Masalımızda mekanlar genel olarak Ankara sokakları olacak. Yer, zaman, kişiler uydurma ama kişilikler ve olaylar gerçek olacak. masal gibi :)
Masalımızın iki esas kahramanı olacak
Esas kız, biz ona K. diye sesleneceğiz. K. işi gücü olan konuşkan, dışa açık, özgüveni yüksek izlenimi veren ama içeride kendini paralayan şahsına münhasır bir kişiliktir.
Esas oğlan, biz ona D. diyeceğiz. D. işi gücü olan içe kapanık, genelde utangaç, mütevazi ve psikolojik  sorunları olan hasta bir arkadaşımızdır.

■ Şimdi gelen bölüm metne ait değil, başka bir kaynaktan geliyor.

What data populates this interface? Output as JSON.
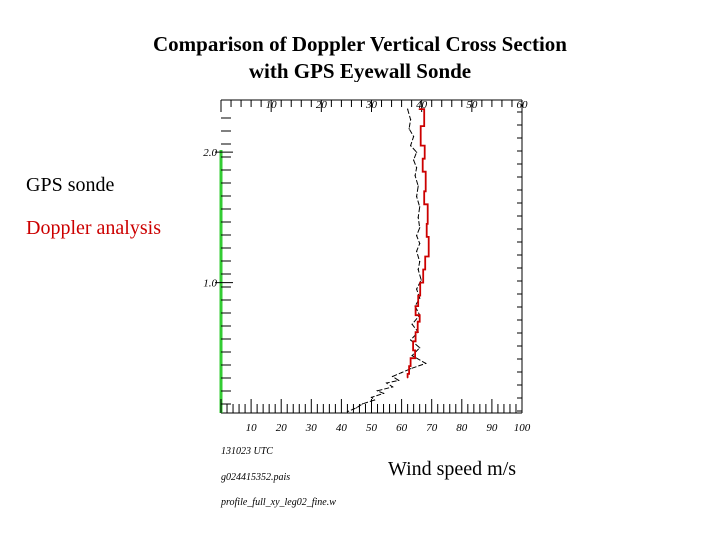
{
  "slide": {
    "title_line1": "Comparison of Doppler Vertical Cross Section",
    "title_line2": "with GPS Eyewall Sonde",
    "legend_gps": "GPS sonde",
    "legend_doppler": "Doppler analysis",
    "wind_label": "Wind speed m/s",
    "footnotes": [
      "131023 UTC",
      "g024415352.pais",
      "profile_full_xy_leg02_fine.w"
    ]
  },
  "chart_data": {
    "type": "line",
    "title": "",
    "xlabel": "Wind speed m/s",
    "ylabel": "",
    "top_axis": {
      "ticks": [
        10,
        20,
        30,
        40,
        50,
        60
      ],
      "range": [
        0,
        60
      ]
    },
    "bottom_axis": {
      "ticks": [
        10,
        20,
        30,
        40,
        50,
        60,
        70,
        80,
        90,
        100
      ],
      "range": [
        0,
        100
      ]
    },
    "left_axis": {
      "ticks": [
        1.0,
        2.0
      ],
      "tick_labels": [
        "1.0",
        "2.0"
      ],
      "range": [
        0,
        2.4
      ]
    },
    "grid": false,
    "legend_placement": "left",
    "colors": {
      "gps": "#000000",
      "doppler": "#cc0000",
      "height_bar": "#33cc33"
    },
    "series": [
      {
        "name": "GPS sonde",
        "axis": "bottom",
        "points": [
          [
            62,
            2.33
          ],
          [
            63,
            2.25
          ],
          [
            62.5,
            2.18
          ],
          [
            64,
            2.12
          ],
          [
            63,
            2.05
          ],
          [
            65,
            2.0
          ],
          [
            64,
            1.94
          ],
          [
            65,
            1.88
          ],
          [
            64.5,
            1.82
          ],
          [
            65.5,
            1.74
          ],
          [
            65,
            1.66
          ],
          [
            66,
            1.58
          ],
          [
            65.5,
            1.5
          ],
          [
            66,
            1.42
          ],
          [
            65,
            1.36
          ],
          [
            66,
            1.3
          ],
          [
            65,
            1.24
          ],
          [
            66,
            1.16
          ],
          [
            65.5,
            1.1
          ],
          [
            66.5,
            1.02
          ],
          [
            65,
            0.95
          ],
          [
            66,
            0.88
          ],
          [
            64.5,
            0.82
          ],
          [
            66,
            0.75
          ],
          [
            63.5,
            0.68
          ],
          [
            65.5,
            0.62
          ],
          [
            63,
            0.56
          ],
          [
            66,
            0.5
          ],
          [
            63.5,
            0.44
          ],
          [
            68,
            0.38
          ],
          [
            63,
            0.34
          ],
          [
            60,
            0.31
          ],
          [
            57,
            0.28
          ],
          [
            59,
            0.25
          ],
          [
            55,
            0.23
          ],
          [
            57,
            0.2
          ],
          [
            52,
            0.17
          ],
          [
            54,
            0.15
          ],
          [
            50,
            0.12
          ],
          [
            51,
            0.1
          ],
          [
            47,
            0.07
          ],
          [
            45,
            0.04
          ],
          [
            42,
            0.01
          ]
        ]
      },
      {
        "name": "Doppler analysis",
        "axis": "top",
        "points": [
          [
            39.5,
            2.33
          ],
          [
            40.5,
            2.2
          ],
          [
            39.8,
            2.05
          ],
          [
            40.6,
            1.95
          ],
          [
            40.2,
            1.85
          ],
          [
            40.8,
            1.7
          ],
          [
            40.5,
            1.6
          ],
          [
            41.2,
            1.45
          ],
          [
            41,
            1.35
          ],
          [
            41.4,
            1.2
          ],
          [
            40.7,
            1.1
          ],
          [
            40.3,
            1.0
          ],
          [
            39.7,
            0.9
          ],
          [
            39.3,
            0.82
          ],
          [
            38.8,
            0.75
          ],
          [
            39.6,
            0.7
          ],
          [
            39.2,
            0.62
          ],
          [
            38.8,
            0.55
          ],
          [
            38.3,
            0.48
          ],
          [
            38.7,
            0.42
          ],
          [
            37.8,
            0.36
          ],
          [
            37.5,
            0.3
          ],
          [
            37.2,
            0.27
          ]
        ]
      }
    ]
  }
}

Bu iki kişinin ortak noktaları ise yalnızlığın dayanılması zor bir yaşantı değil daha entellektüel ve felsefi bir tarafının olduğunu düşünmek gibi gereksiz bir yanlarının olmasıdır.

Gelelim Masalımıza
1. Bölüm
Bir sonbahar günü kızımız K. kısa süre önce tanıştığı bir arkadaşının doğum günü olması vesilesiyle bir demet çiçeği kapar ve soluğu arkadaşının ofisinde alır. Arkadaşına sarılır, çiçeği verir, doğum gününü kutlar ve işe dönmesi gerektiğinden ortamdan hızla uzaklaşır. K. sonradan öğrenecektir ki gittiği yerde arkadaşından başka biri daha vardır. Ve onu hiç görmez o anda. Aradan günler geçer, K. kafası masaya gömülü bir şekilde çalışırken kapı aralanır ve içeri "Pardon" diyen bir ses girer. K. kafasını kaldırır ve bir çift mavi gözle karşı karşıya gelir. "Ben N. yi arıyordum" der. K. aradığı kişinin dışarı çıktığını, beklemek isterse bir çay ikram edebileceğini söyler, ama acelesi vardır gelenin  "Teşekkür ederim, başka zaman" der ve gider.
Aylar belki yıl sonra K. öğrenecektir ki, arkadaşının ofisinde yüzüne bile bakmadan uzaklaştığı kişi ile o gün işyerine gelen kişi aynı kişidir yani D.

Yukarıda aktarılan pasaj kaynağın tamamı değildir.